Pourquoi la NSA, ai-je demandé à Binney, voudrait-elle recueillir une conversation téléphonique entre Average Joe et sa mère, par exemple ? « Parce que le Joe moyen peut se transformer en quelqu'un qui s'oppose, et vous ne voulez pas d'opposition. Vous ne pouvez pas permettre à ces gens de s'organiser », a-t-il déclaré.

Alors, quel type de technologie de cryptage Binney utilise-t-il pour communiquer désormais ? «Rien», dit-il. Bien que Binney soit globalement d’accord avec Snowden sur le fait que « la cryptographie fonctionne », il sait que la NSA contourne le chiffrement en ciblant les systèmes informatiques des destinataires du courrier chiffré, et parfois même brise le chiffrement, comme révélé dans les documents Snowden.

Dans son discours de remerciement, Binney a remercié Snowden pour ses révélations sur la surveillance généralisée, puisque désormais lui et d’autres lanceurs d’alerte « peuvent en parler plus facilement ». Malgré « la tentative du gouvernement de museler les lanceurs d'alerte, a-t-il ajouté, "je n'abandonnerai pas mon droit à la liberté d'expression, en particulier pour parler d'informations déjà dans le domaine public, pour qui que ce soit."

Les dispositifs d'écoute que nous observions dans le musée de la Stasi semblaient presque comiques à côté du genre d'outils dont parlait Binney. Les étranges petits arrosoirs de la Stasi dotés de caméras cachées, de prises de courant dotées de dispositifs d'écoute et de machines à vapeur permettant d'ouvrir le courrier intercepté semblaient rudimentaires comparés à l'appareil de surveillance omniprésent construit par les espions gouvernementaux d'aujourd'hui.

Je pensais que nous visitions le siège de la Stasi pour avoir un aperçu d'un passé dystopique, mais plus je parlais avec mes collègues visiteurs du musée, j'avais l'impression que nous regardions en arrière au début de quelque chose.

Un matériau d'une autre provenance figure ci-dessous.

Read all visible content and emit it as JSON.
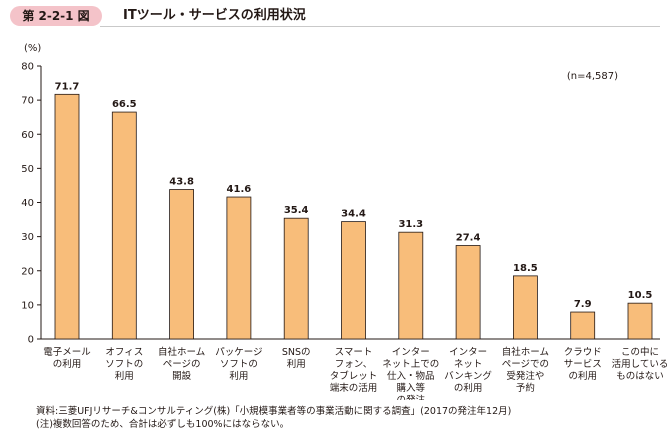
{
  "figure": {
    "number": "第 2-2-1 図",
    "title": "ITツール・サービスの利用状況"
  },
  "chart_data": {
    "type": "bar",
    "y_unit": "(%)",
    "sample_note": "(n=4,587)",
    "ylim": [
      0,
      80
    ],
    "yticks": [
      0,
      10,
      20,
      30,
      40,
      50,
      60,
      70,
      80
    ],
    "grid": false,
    "bar_color": "#f8bd7a",
    "bar_edge_color": "#231815",
    "categories": [
      [
        "電子メール",
        "の利用"
      ],
      [
        "オフィス",
        "ソフトの",
        "利用"
      ],
      [
        "自社ホーム",
        "ページの",
        "開設"
      ],
      [
        "パッケージ",
        "ソフトの",
        "利用"
      ],
      [
        "SNSの",
        "利用"
      ],
      [
        "スマート",
        "フォン、",
        "タブレット",
        "端末の活用"
      ],
      [
        "インター",
        "ネット上での",
        "仕入・物品",
        "購入等",
        "の発注"
      ],
      [
        "インター",
        "ネット",
        "バンキング",
        "の利用"
      ],
      [
        "自社ホーム",
        "ページでの",
        "受発注や",
        "予約"
      ],
      [
        "クラウド",
        "サービス",
        "の利用"
      ],
      [
        "この中に",
        "活用している",
        "ものはない"
      ]
    ],
    "values": [
      71.7,
      66.5,
      43.8,
      41.6,
      35.4,
      34.4,
      31.3,
      27.4,
      18.5,
      7.9,
      10.5
    ],
    "value_labels": [
      "71.7",
      "66.5",
      "43.8",
      "41.6",
      "35.4",
      "34.4",
      "31.3",
      "27.4",
      "18.5",
      "7.9",
      "10.5"
    ]
  },
  "notes": {
    "source": "資料:三菱UFJリサーチ&コンサルティング(株)「小規模事業者等の事業活動に関する調査」(2017の発注年12月)",
    "note": "(注)複数回答のため、合計は必ずしも100%にはならない。"
  }
}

Silkie Carlo est une journaliste, musicienne et co-auteure du livre, Sécurité de l'information pour les journalistes. [Cette histoire a été initialement publiée sur Carte mère

1 commentaire pour "Voir la Stasi à travers les yeux de la NSA »

  1. chronique
    Mars 6, 2015 à 07: 24

    quote "Je pensais que nous visitions le siège de la Stasi pour avoir un aperçu d'un passé dystopique, mais plus je parlais à mes collègues visiteurs du musée, j'avais l'impression que nous regardions en arrière au début de quelque chose."unquote

    Lorsque le Comité Church a découvert les diverses activités illégales de la CIA et de la NSA, il était lui aussi au début de quelque chose et a été indigné au point de tenter de les maîtriser en créant le FISC et les deux « surveillances » du renseignement. comités. Ce qu’ils n’ont pas réalisé, c’est l’avertissement prophétique d’Eisenhower sur le pouvoir du MIC, et ils n’ont pas non plus réalisé que la CIA/NSA avait été compromise dès le premier jour, grâce à l’équipe secrète, abondamment documentée par l’ancien responsable de la CIA, le colonel Fletcher Prouty. À ce jour, les comités de surveillance ont également été compromis au point qu’ils sont pratiquement paralysés. C’est pourquoi vous ne verrez JAMAIS une véritable « réforme » du CI ni une véritable « surveillance ». Après tout, la débâcle du rapport sur la « torture » du Sénat en est la preuve vivante. De plus, au même moment où se déroulaient les audiences du Comité Church, Otis Pike menait l'une des enquêtes les plus dévastatrices de l'histoire de notre pays, les auditions du Comité Pike révélant l'irresponsabilité absolue de la CIA en raison des sources des secrets de la CIA. financement, qui en 1962, l'OMB (Bureau de la gestion et du budget... ce qui est une blague) a pratiquement renoncé à essayer de
    superviser le financement de la CIA jusqu'à ce que ces audiences aient lieu. A l'issue de ces auditions, le rapport Pike a été publié, pour être classé le même jour par l'actuel président de l'époque. Heureusement, le journaliste Danial Shore l'a divulgué au Village Voice et a été à jamais interdit d'emploi dans toute fonction HSH. Tel était déjà le pouvoir sur les médias. Il faut le lire pour le croire.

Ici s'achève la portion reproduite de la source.